Pour bien comprendre les États-Unis, il faut intégrer le fait que les Européens sont déductifs tandis que les Américains sont inductifs. Cette différence s’explique, en partie, par l’arrière-plan judéo-chrétien et catholique des pays européens rayonnants (France, Espagne) et l’arrière-plan réformé des États-Unis.
Mais attention, il y a eu deux Réformes au XVIe siècle : celle de Martin Luther et celle de Jean Calvin. La Réforme luthérienne était celle des paysans. Elle s’est ancrée en Allemagne et dans les pays nordiques. La Réforme calviniste est celle de la bourgeoisie. Elle a migré de Suisse vers les Pays-Bas pour atteindre le Royaume-Uni (qui a créé une Réforme sui generis) avant d’atteindre les États-Unis sous différentes modalités. Le protestantisme évangélique aux États-Unis est surtout influencé par la théologie réformée calviniste et ses idées en matière de prédestination, d’autorité des Écritures, et de vie chrétienne disciplinée.
Les réformés croient que la prospérité des affaires est un signe de leur élection divine. Inspiré de l’Ancien Testament, le protestantisme voit l’enrichissement comme une bénédiction divine. Les calvinistes avancent la notion de prédestination et considèrent leurs succès professionnels comme une marque de la Providence et une confirmation de leur élection divine. Cependant, pour maintenir la foi, l’élection exige abnégation et ascétisme. Cet ascétisme mène à l’investissement productif de l’épargne, car ce qui est rejeté (plus explicitement par le calvinisme que par le luthéranisme), c’est de se reposer sur ses richesses.

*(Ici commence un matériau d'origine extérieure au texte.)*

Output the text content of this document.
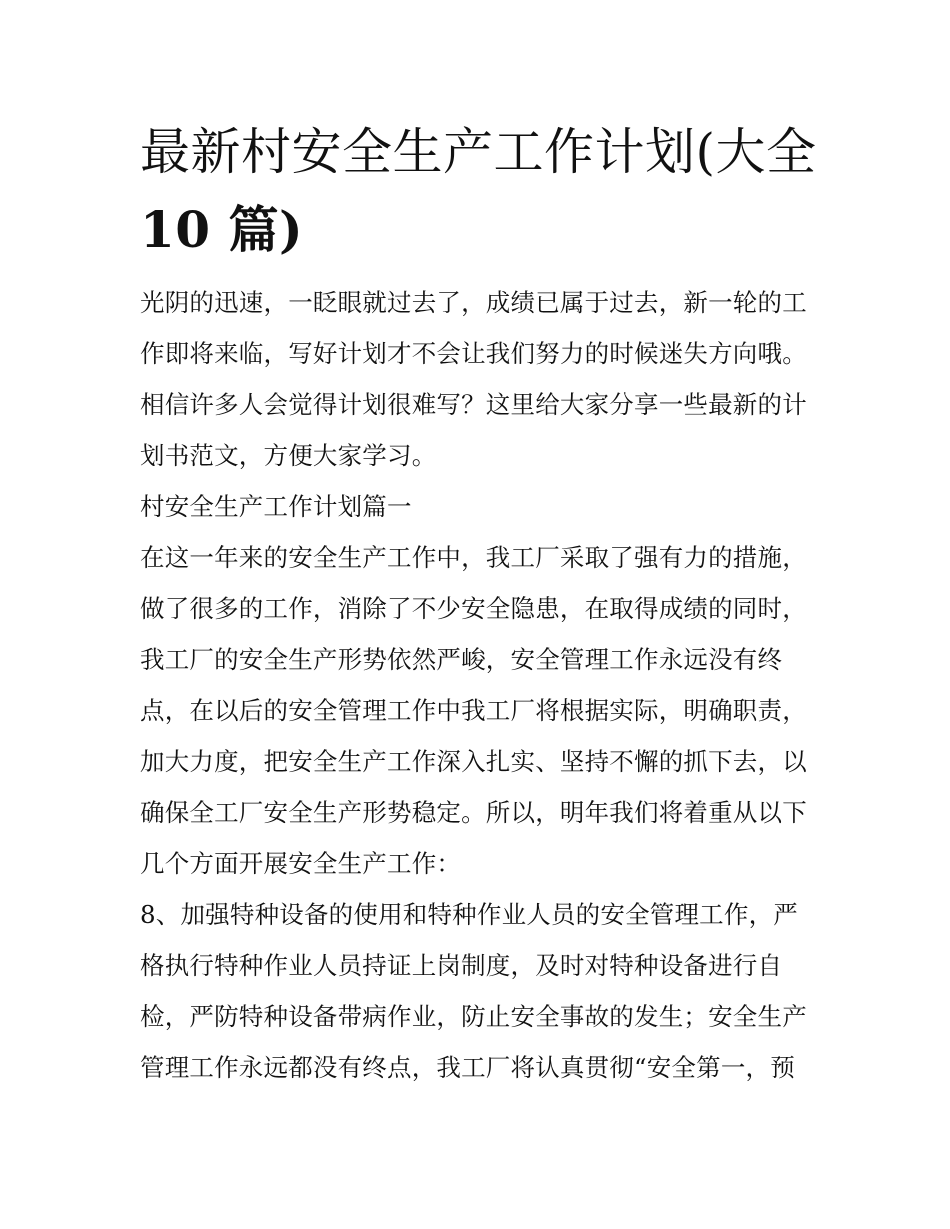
最新村安全生产工作计划(大全
10 篇)
光阴的迅速，一眨眼就过去了，成绩已属于过去，新一轮的工
作即将来临，写好计划才不会让我们努力的时候迷失方向哦。
相信许多人会觉得计划很难写？这里给大家分享一些最新的计
划书范文，方便大家学习。
村安全生产工作计划篇一
在这一年来的安全生产工作中，我工厂采取了强有力的措施，
做了很多的工作，消除了不少安全隐患，在取得成绩的同时，
我工厂的安全生产形势依然严峻，安全管理工作永远没有终
点，在以后的安全管理工作中我工厂将根据实际，明确职责，
加大力度，把安全生产工作深入扎实、坚持不懈的抓下去，以
确保全工厂安全生产形势稳定。所以，明年我们将着重从以下
几个方面开展安全生产工作：
8、加强特种设备的使用和特种作业人员的安全管理工作，严
格执行特种作业人员持证上岗制度，及时对特种设备进行自
检，严防特种设备带病作业，防止安全事故的发生；安全生产
管理工作永远都没有终点，我工厂将认真贯彻“安全第一，预
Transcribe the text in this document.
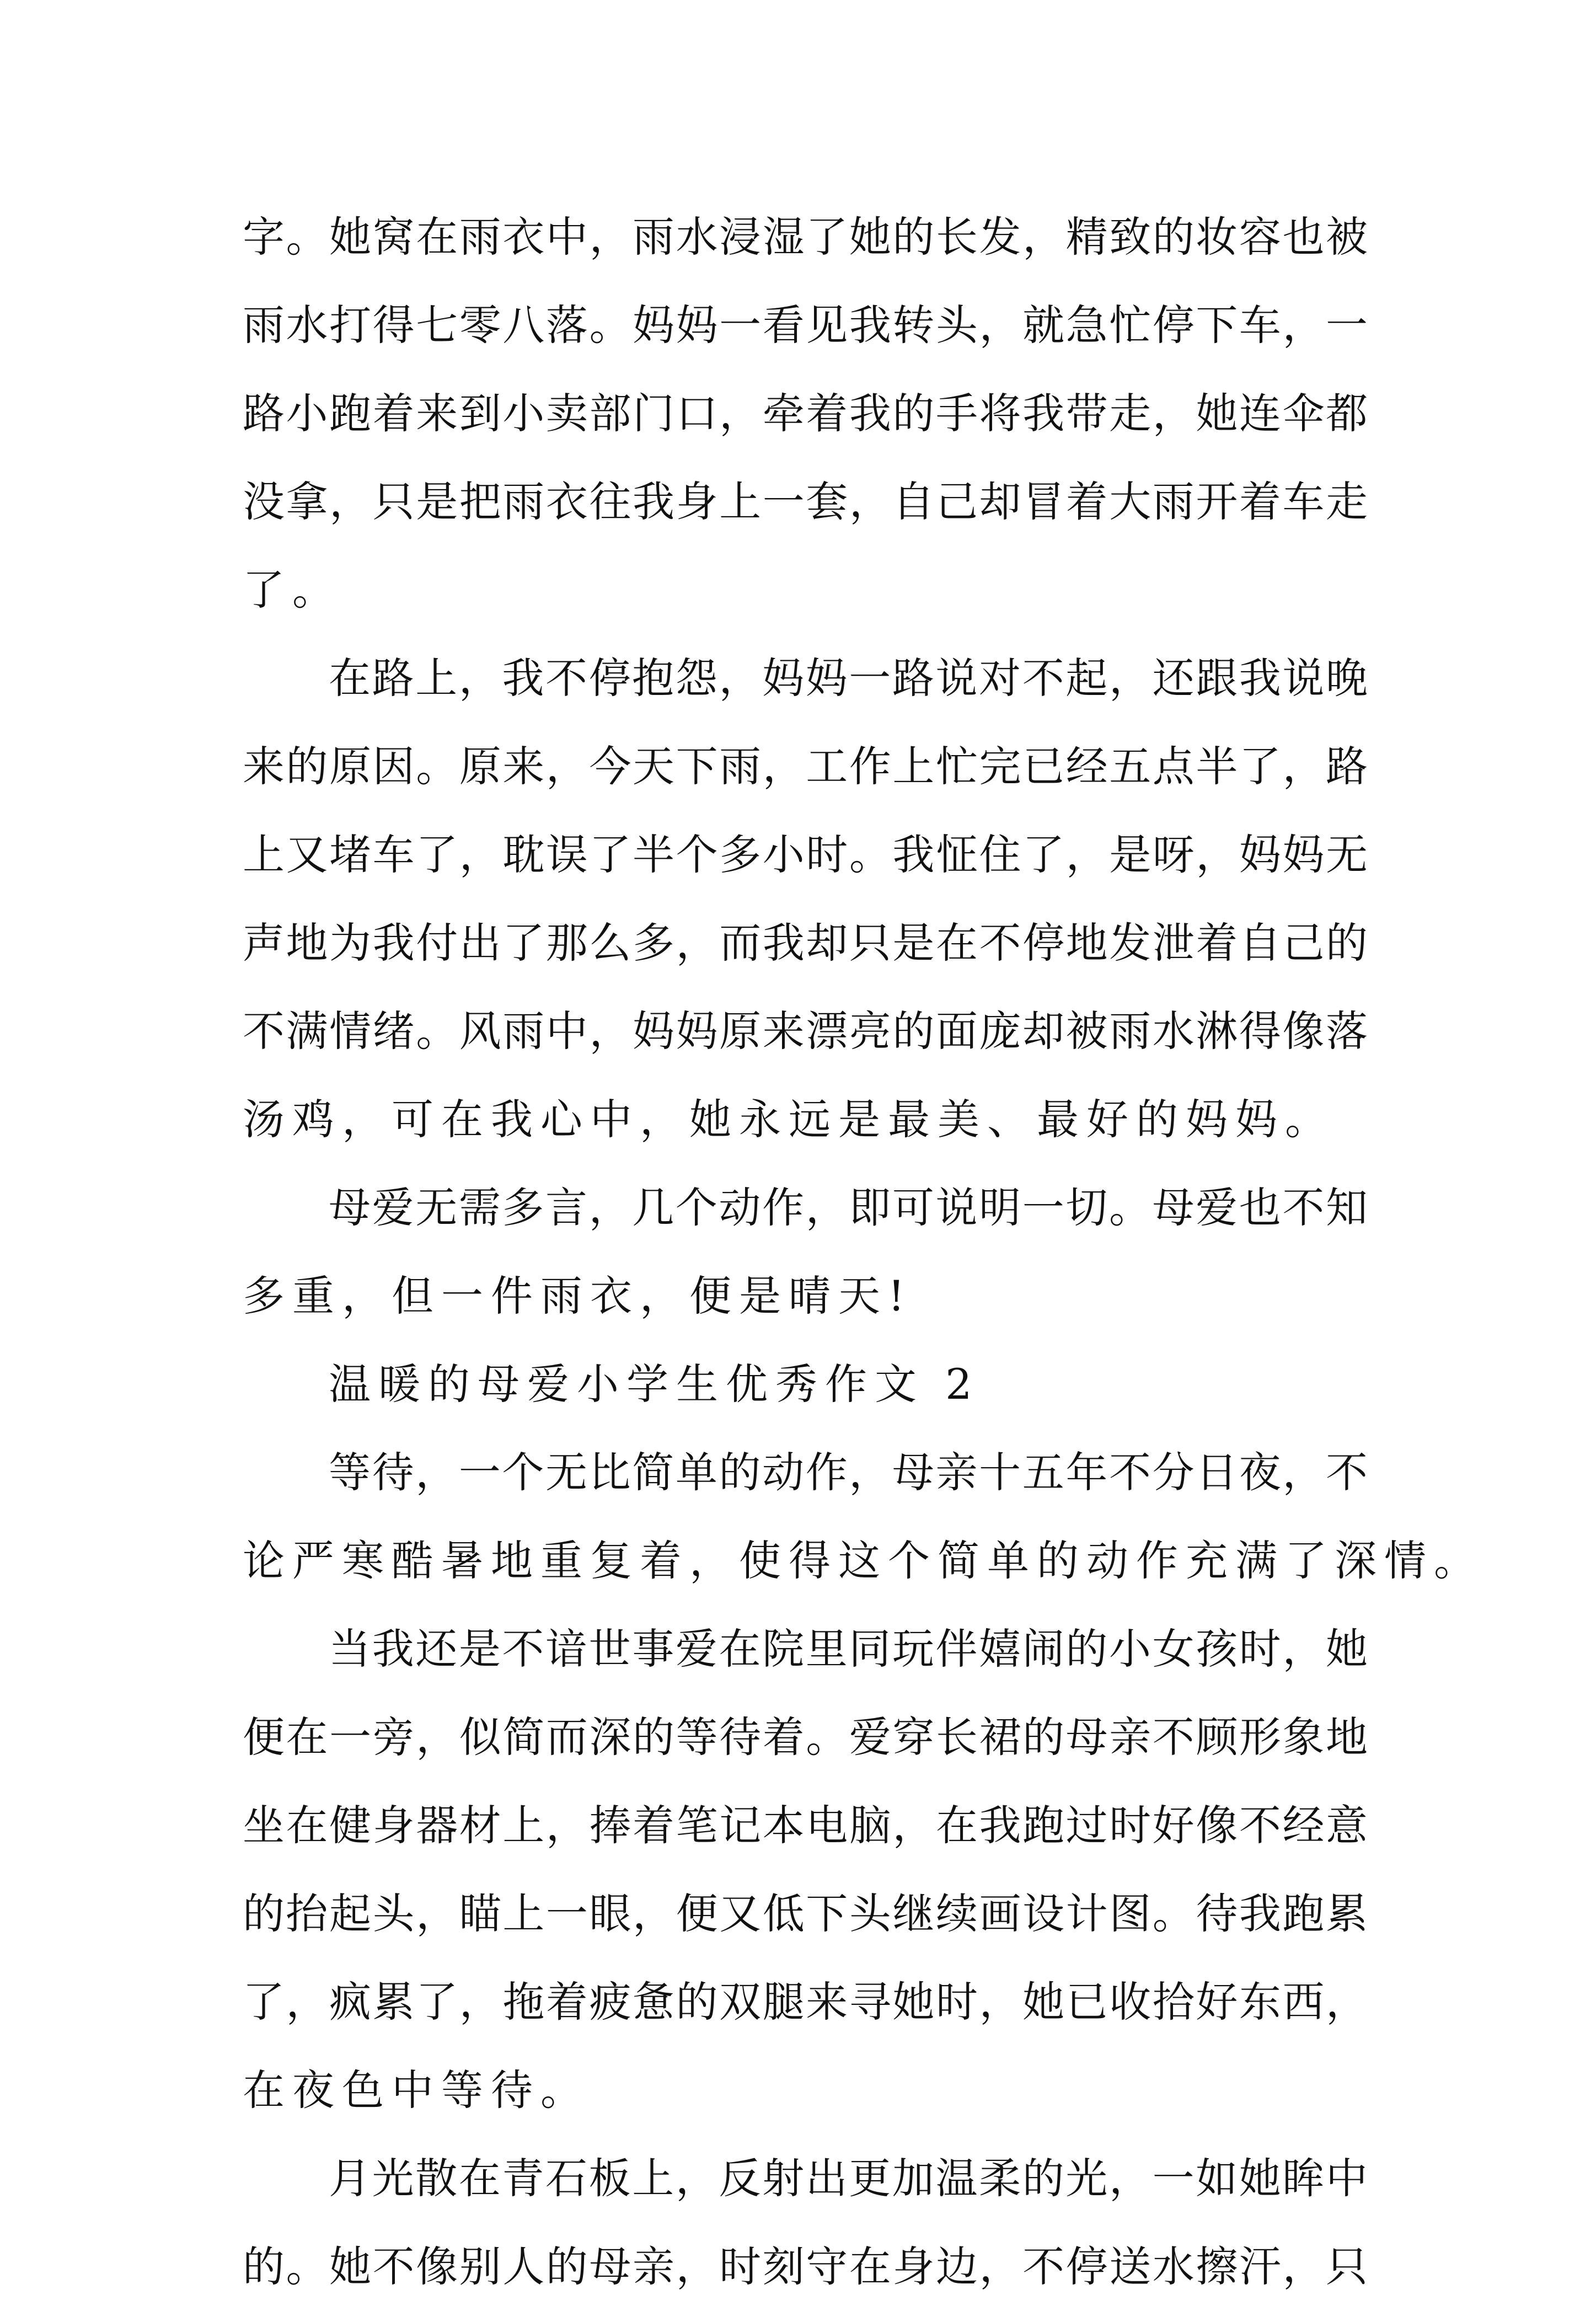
字。她窝在雨衣中，雨水浸湿了她的长发，精致的妆容也被
雨水打得七零八落。妈妈一看见我转头，就急忙停下车，一
路小跑着来到小卖部门口，牵着我的手将我带走，她连伞都
没拿，只是把雨衣往我身上一套，自己却冒着大雨开着车走
了。
在路上，我不停抱怨，妈妈一路说对不起，还跟我说晚
来的原因。原来，今天下雨，工作上忙完已经五点半了，路
上又堵车了，耽误了半个多小时。我怔住了，是呀，妈妈无
声地为我付出了那么多，而我却只是在不停地发泄着自己的
不满情绪。风雨中，妈妈原来漂亮的面庞却被雨水淋得像落
汤鸡，可在我心中，她永远是最美、最好的妈妈。
母爱无需多言，几个动作，即可说明一切。母爱也不知
多重，但一件雨衣，便是晴天!
温暖的母爱小学生优秀作文 2
等待，一个无比简单的动作，母亲十五年不分日夜，不
论严寒酷暑地重复着，使得这个简单的动作充满了深情。
当我还是不谙世事爱在院里同玩伴嬉闹的小女孩时，她
便在一旁，似简而深的等待着。爱穿长裙的母亲不顾形象地
坐在健身器材上，捧着笔记本电脑，在我跑过时好像不经意
的抬起头，瞄上一眼，便又低下头继续画设计图。待我跑累
了，疯累了，拖着疲惫的双腿来寻她时，她已收拾好东西，
在夜色中等待。
月光散在青石板上，反射出更加温柔的光，一如她眸中
的。她不像别人的母亲，时刻守在身边，不停送水擦汗，只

Le sociologue Max Weber soulignait l'importance du concept allemand de Beruf (mot intraduisible qui signifie le labeur). Pour les réformés, ce qui est blâmable, c’est la thésaurisation improductive, que ce soit de l’argent ou du temps. Se reposer dans la possession est inapproprié parce que le travail est précieux. Chaque heure soustraite au travail ne contribue pas à la gloire divine. Cela renvoie à la notion de rapport au temps : pour Martin Luther, le travail dissipe le doute religieux et alimente la certitude de la grâce. Les mêmes orientations imposées par Jean Calvin sont à l’origine de l’essor de l’horlogerie suisse, puisque les bijoux étaient blâmables, mais pas les horloges, qui permettaient de s’assurer que chaque minute soit consacrée au travail. Jean Calvin prônait une exaltation de la communion permanente avec Dieu.
À la lumière de ce qui précède, on comprend pourquoi les États-Unis ont choisi un système économique sans protection sociale. Chacun doit prouver, de manière acharnée, son élection par son effort personnel. L’échec n’est pas un accablement : il possède la vertu de devoir se remettre en question et de se risquer à nouveau. Et on comprend pourquoi la notion d’économie de marché, c’est-à-dire un système où le prix de tout facteur de production est un mobile, s’est lovée dans l’esprit calviniste.